The revamp is spearheaded by architect Paul Salvaggio and interior designer Michael Gruber (Vetri restaurants, Phoenixville’s Bistro on Bridge). Fishtown design firm True Hand, which has been working with Bluebird for a few years, will also contribute decorative elements.
The patio will be closed in the summer, but Bluebird’s outdoor tables won’t be affected, nor will the mobile bar the distillery runs during Phoenixville’s popular Inside Out weekends, when Bridge Street is shut down to cars. Some features of the new bar have already been completed off-site, thanks to Adkin’s 80-year-old dad, who used to run his own construction company and has never fully taken to retirement.

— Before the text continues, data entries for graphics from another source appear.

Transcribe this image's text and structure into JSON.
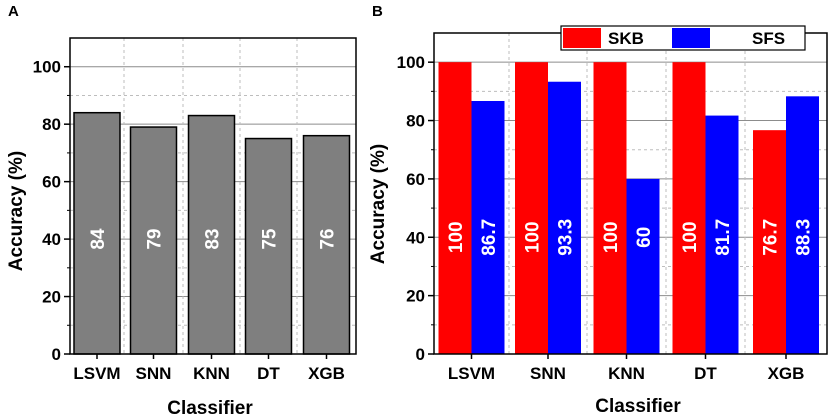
{
  "chart_data": [
    {
      "panel": "A",
      "type": "bar",
      "categories": [
        "LSVM",
        "SNN",
        "KNN",
        "DT",
        "XGB"
      ],
      "series": [
        {
          "name": "Accuracy",
          "values": [
            84,
            79,
            83,
            75,
            76
          ],
          "color": "#7f7f7f"
        }
      ],
      "value_labels": [
        "84",
        "79",
        "83",
        "75",
        "76"
      ],
      "xlabel": "Classifier",
      "ylabel": "Accuracy (%)",
      "ylim": [
        0,
        110
      ],
      "yticks": [
        0,
        20,
        40,
        60,
        80,
        100
      ],
      "grid": true
    },
    {
      "panel": "B",
      "type": "bar",
      "categories": [
        "LSVM",
        "SNN",
        "KNN",
        "DT",
        "XGB"
      ],
      "series": [
        {
          "name": "SKB",
          "values": [
            100,
            100,
            100,
            100,
            76.7
          ],
          "labels": [
            "100",
            "100",
            "100",
            "100",
            "76.7"
          ],
          "color": "#ff0000"
        },
        {
          "name": "SFS",
          "values": [
            86.7,
            93.3,
            60,
            81.7,
            88.3
          ],
          "labels": [
            "86.7",
            "93.3",
            "60",
            "81.7",
            "88.3"
          ],
          "color": "#0000ff"
        }
      ],
      "xlabel": "Classifier",
      "ylabel": "Accuracy (%)",
      "ylim": [
        0,
        110
      ],
      "yticks": [
        0,
        20,
        40,
        60,
        80,
        100
      ],
      "legend": "top",
      "grid": true
    }
  ]
}
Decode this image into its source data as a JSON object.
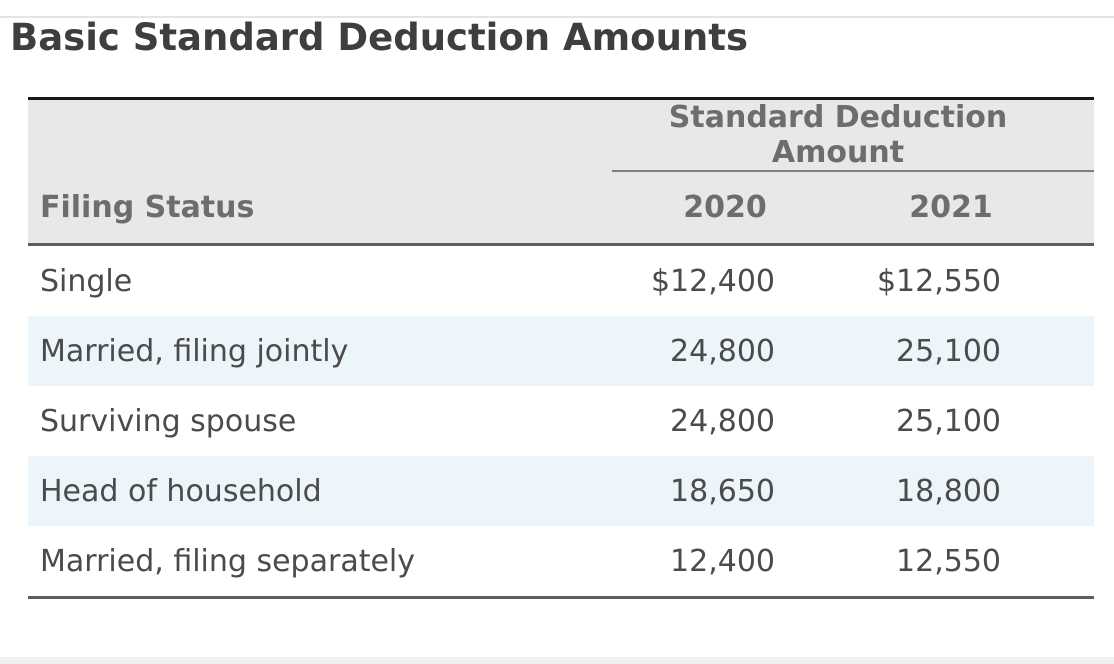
{
  "page": {
    "title": "Basic Standard Deduction Amounts"
  },
  "table": {
    "span_header": "Standard Deduction Amount",
    "col_headers": {
      "filing_status": "Filing Status",
      "year_2020": "2020",
      "year_2021": "2021"
    },
    "rows": [
      {
        "status": "Single",
        "amount_2020": "$12,400",
        "amount_2021": "$12,550"
      },
      {
        "status": "Married, filing jointly",
        "amount_2020": "24,800",
        "amount_2021": "25,100"
      },
      {
        "status": "Surviving spouse",
        "amount_2020": "24,800",
        "amount_2021": "25,100"
      },
      {
        "status": "Head of household",
        "amount_2020": "18,650",
        "amount_2021": "18,800"
      },
      {
        "status": "Married, filing separately",
        "amount_2020": "12,400",
        "amount_2021": "12,550"
      }
    ]
  },
  "colors": {
    "title_text": "#3e3e3e",
    "header_bg": "#e8e8e8",
    "header_text": "#6d6d6d",
    "body_text": "#4b4b4b",
    "stripe_bg": "#ecf5f9",
    "top_border": "#181818",
    "heavy_border": "#5d5d5d",
    "span_underline": "#7e7e7e",
    "bottom_strip": "#efefef"
  },
  "chart_data": {
    "type": "table",
    "title": "Basic Standard Deduction Amounts",
    "column_group_header": "Standard Deduction Amount",
    "columns": [
      "Filing Status",
      "2020",
      "2021"
    ],
    "rows": [
      [
        "Single",
        "$12,400",
        "$12,550"
      ],
      [
        "Married, filing jointly",
        "24,800",
        "25,100"
      ],
      [
        "Surviving spouse",
        "24,800",
        "25,100"
      ],
      [
        "Head of household",
        "18,650",
        "18,800"
      ],
      [
        "Married, filing separately",
        "12,400",
        "12,550"
      ]
    ]
  }
}
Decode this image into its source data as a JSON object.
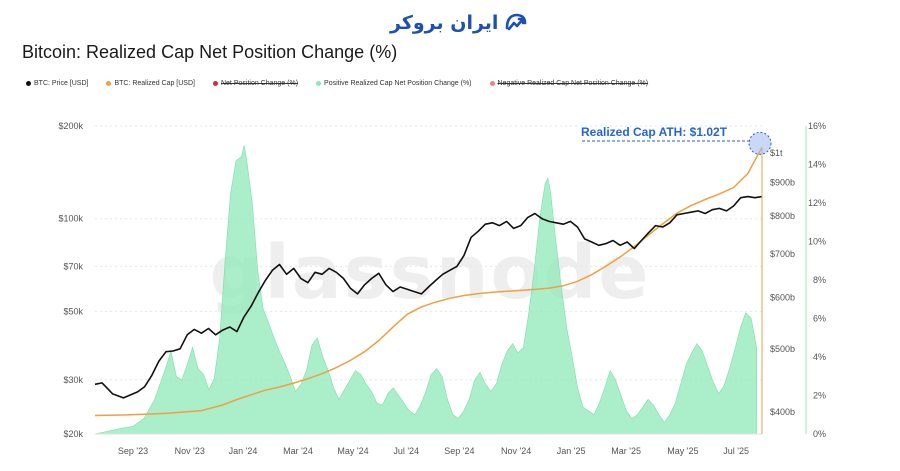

Before starting Bluebird in 2014, Adkins, a Skippack native, supervised production and packaging lines for Pepsi, Nestle, and Victory Brewing. He had been a home-brewer but saw the crowded field of craft breweries and decided to join the then relatively nascent Pennsylvania distilling scene instead, initially with the intent to make spirits primarily for wholesale. As the renovations of 100 Bridge Street progressed, Adkins’ thinking evolved.
“We have this tasting room. I’d like to do cocktails. Didn’t know much about them, and then I started going online,” Adkins remembers. He hired New York-based cocktail consultant Brian Van Flandern to come up with an early menu and train the staff, including Adkins himself.
“I was a bartender for the first two years,” Adkins says. He was 28 — and single — when Bluebird first opened. “I would start distilling at 6 [a.m.], and then I would bartend till [midnight] and then I’d sleep my office.”
Because Bluebird is committed to grain-to-glass process — meaning it generally eschews buying ready-made spirits, a relatively common practice in the craft distilling community — the only booze it had to work with in the early days was vodka and white whiskey. That meant the bar staff had to get creative, deploying infusions and house-made shrubs, tinctures, and bitters to variegate the cocktail list. Some of the drinks on the initial menu are still on there today, including the Bluebird (vodka, blueberry, mint, lime, club soda).
Whiskey dominates Bluebird’s repertoire today, but there’s also gin, vodka, agave spirits, rum, and a new line of coffee liqueurs and amaros. Per-bottle prices range from $30 for vodka to $85 for a cask-strength bourbon, but the distillery recently launched Townie, an affordably priced ($35/bottle) whiskey brand that blends Bluebird’s house-distilled whiskey with wholesale bourbon.
“Some of this stuff is what I want to create, but also it’s where we see areas in the market that need to be filled,” Adkins says of Bluebird’s approach to product development. “I’m creative — and I get bored. Whiskey is my passion, but I have a lot of other interesting ideas that I want to try out.”
Market pressures — and just a little boredom — also played a role in the decision to rework the Phoenixville tasting room. Adkins says he’s noticed consumers easing up on alcohol and growing more interested in spirit-free alternatives. “Our numbers for drink sales have gone down. The town’s numbers have gone down — you know, all of our friends’ establishments," he says. “There’s some writing on the wall here, people want other aspects than alcohol.”
Adkins decided pizza would be a good fit for Bluebird, given the overlapping use of fermentation. He took a three-day intensive course at Maryland’s Pizza University to study dough-making and Neapolitan pies, then hired Fierro “to take it to the next level,” Adkins says. He hopes to hire a pizzaiolo and full-time dough maker for the restaurant as the kitchen comes online.
“I’m not interested in making anything half-assed,” Adkins says. “If I do anything, I want it to be the best of the best.”